In honor of Black History Month, Broadway.com is once again inviting Broadway artists to celebrate the Black theatermakers who inspire them. Stars are taking this chance to honor their friends, mentors, co-stars and idols for this year’s edition. Continue reading to read about the incredible stage manager Freestyle Love Supreme‘s Aneesa Folds is honoring, and click here to stay up to date on the series.
Aneesa Folds (a.k.a. Young Nees) made her Broadway debut in Lin-Manuel Miranda and Anthony Veneziale’s high-energy improvisational show Freestyle Love Supreme. Folds joined the crew for the Broadway run at the Booth Theater after impressing cast members with her improv and rap skills while taking classes at the Freestyle Love Academy. She can be seen in Hulu’s documentary We Are Freestyle Love Supreme and continues to work with the troupe that has become a second family. One person that Folds connected with off-stage during her Broadway run was the show’s stage manager, Cody Renard Richard, whom she honors below.
Cody Renard Richard has been a Broadway stage manager for 10 years and has the stacked resume to prove it. Not only is he the assistant stage manager for Hamilton, but he also served as the production stage manager for Freestyle Love Supreme. His past assistant stage managing jobs include Dear Evan Hansen, The Lion King, Kinky Boots, If/Then and more. Richard has been one of the Director’s Guild Association’s stage managers for the 2019 Tony Awards and 2019 MTV Video Music Awards. He also worked with NBC as a stage manager for Jesus Christ Superstar Live!, Hairspray Live! and The Wiz Live! During the Broadway shutdown, Richard has been vocal about equality and equity in the industry and founded The Cody Renard Richard Scholarship Program for aspiring BIPOC theatermakers.

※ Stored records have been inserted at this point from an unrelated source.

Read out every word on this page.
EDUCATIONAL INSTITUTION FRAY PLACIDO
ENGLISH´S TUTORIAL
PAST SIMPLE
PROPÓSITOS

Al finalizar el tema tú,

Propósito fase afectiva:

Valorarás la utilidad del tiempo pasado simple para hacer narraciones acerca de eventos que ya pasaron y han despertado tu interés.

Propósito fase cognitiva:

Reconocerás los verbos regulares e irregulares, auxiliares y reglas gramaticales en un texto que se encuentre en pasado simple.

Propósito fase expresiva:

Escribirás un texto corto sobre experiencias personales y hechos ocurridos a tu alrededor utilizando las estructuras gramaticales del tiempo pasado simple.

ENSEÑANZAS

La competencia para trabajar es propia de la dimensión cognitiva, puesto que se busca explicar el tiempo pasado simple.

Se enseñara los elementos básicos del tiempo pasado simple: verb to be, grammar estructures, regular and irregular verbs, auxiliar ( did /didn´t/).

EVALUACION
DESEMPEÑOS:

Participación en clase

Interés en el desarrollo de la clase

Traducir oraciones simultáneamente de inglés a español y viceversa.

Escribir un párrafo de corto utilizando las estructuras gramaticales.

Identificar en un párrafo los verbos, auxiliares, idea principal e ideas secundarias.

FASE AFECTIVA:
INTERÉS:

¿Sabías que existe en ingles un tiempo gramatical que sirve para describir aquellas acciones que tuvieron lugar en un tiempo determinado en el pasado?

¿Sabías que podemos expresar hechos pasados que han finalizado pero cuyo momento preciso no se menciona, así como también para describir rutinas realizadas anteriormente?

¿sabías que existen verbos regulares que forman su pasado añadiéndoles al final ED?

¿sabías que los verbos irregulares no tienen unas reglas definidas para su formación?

He was named one of Variety‘s 2020 Broadway Players to Watch, making him the first stage manager to be recognized in the category.

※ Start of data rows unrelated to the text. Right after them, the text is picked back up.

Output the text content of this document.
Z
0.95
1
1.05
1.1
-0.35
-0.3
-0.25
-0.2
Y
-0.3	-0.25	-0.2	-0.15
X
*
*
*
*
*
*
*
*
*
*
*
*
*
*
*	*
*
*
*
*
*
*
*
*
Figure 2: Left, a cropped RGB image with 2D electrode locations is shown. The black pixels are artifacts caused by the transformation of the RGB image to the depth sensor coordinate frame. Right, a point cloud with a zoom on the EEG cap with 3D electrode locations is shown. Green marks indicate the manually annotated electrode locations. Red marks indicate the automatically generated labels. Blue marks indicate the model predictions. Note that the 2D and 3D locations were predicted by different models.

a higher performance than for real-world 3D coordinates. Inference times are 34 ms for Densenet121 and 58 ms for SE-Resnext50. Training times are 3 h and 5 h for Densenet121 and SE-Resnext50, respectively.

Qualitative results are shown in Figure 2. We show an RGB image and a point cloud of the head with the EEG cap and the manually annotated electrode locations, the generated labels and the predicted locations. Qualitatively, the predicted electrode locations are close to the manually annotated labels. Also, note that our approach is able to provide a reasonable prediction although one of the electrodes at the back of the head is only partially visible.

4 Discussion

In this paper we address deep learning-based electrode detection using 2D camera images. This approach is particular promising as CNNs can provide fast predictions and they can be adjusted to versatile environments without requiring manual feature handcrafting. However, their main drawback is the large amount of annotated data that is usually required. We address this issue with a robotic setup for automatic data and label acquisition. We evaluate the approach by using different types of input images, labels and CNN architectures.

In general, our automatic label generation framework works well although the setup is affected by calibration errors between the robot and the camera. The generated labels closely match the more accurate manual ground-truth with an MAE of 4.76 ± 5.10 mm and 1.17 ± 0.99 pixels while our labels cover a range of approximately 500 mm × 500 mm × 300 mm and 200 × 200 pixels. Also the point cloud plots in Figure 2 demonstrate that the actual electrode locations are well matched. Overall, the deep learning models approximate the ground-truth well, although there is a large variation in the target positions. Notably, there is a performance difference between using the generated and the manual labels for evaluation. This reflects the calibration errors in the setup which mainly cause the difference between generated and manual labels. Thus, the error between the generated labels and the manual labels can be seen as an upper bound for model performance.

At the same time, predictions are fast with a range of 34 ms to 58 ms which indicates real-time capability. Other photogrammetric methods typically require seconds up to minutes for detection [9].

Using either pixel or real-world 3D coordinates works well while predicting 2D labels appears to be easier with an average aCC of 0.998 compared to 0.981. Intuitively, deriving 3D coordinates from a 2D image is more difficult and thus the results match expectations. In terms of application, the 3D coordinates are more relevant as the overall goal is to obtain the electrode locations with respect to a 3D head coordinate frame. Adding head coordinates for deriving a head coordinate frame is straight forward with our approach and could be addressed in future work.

Folds on Richard: “The person I would like to shout-out and celebrate this month is my stage manager, my friend, my president—Cody Renard Richard. He is a prime example of standing in your power and asking for what you want, because if you want something enough you shall receive it. He’s using his voice in ways that he didn’t even think imaginable by getting the word out there about Black issues and Black issues in theater. He’s creating space for young Black people and young POC to see themselves. I know he didn’t see himself when he was trying to become a stage manager, so he’s created that space. He is part of the small amount of Black stage managers that we have in this community, and he’s created a scholarship program. I’m so proud of the way he continues to pave the way and give back to young people. I hope he will be an inspiration to more people. I am so proud to have him in my life.”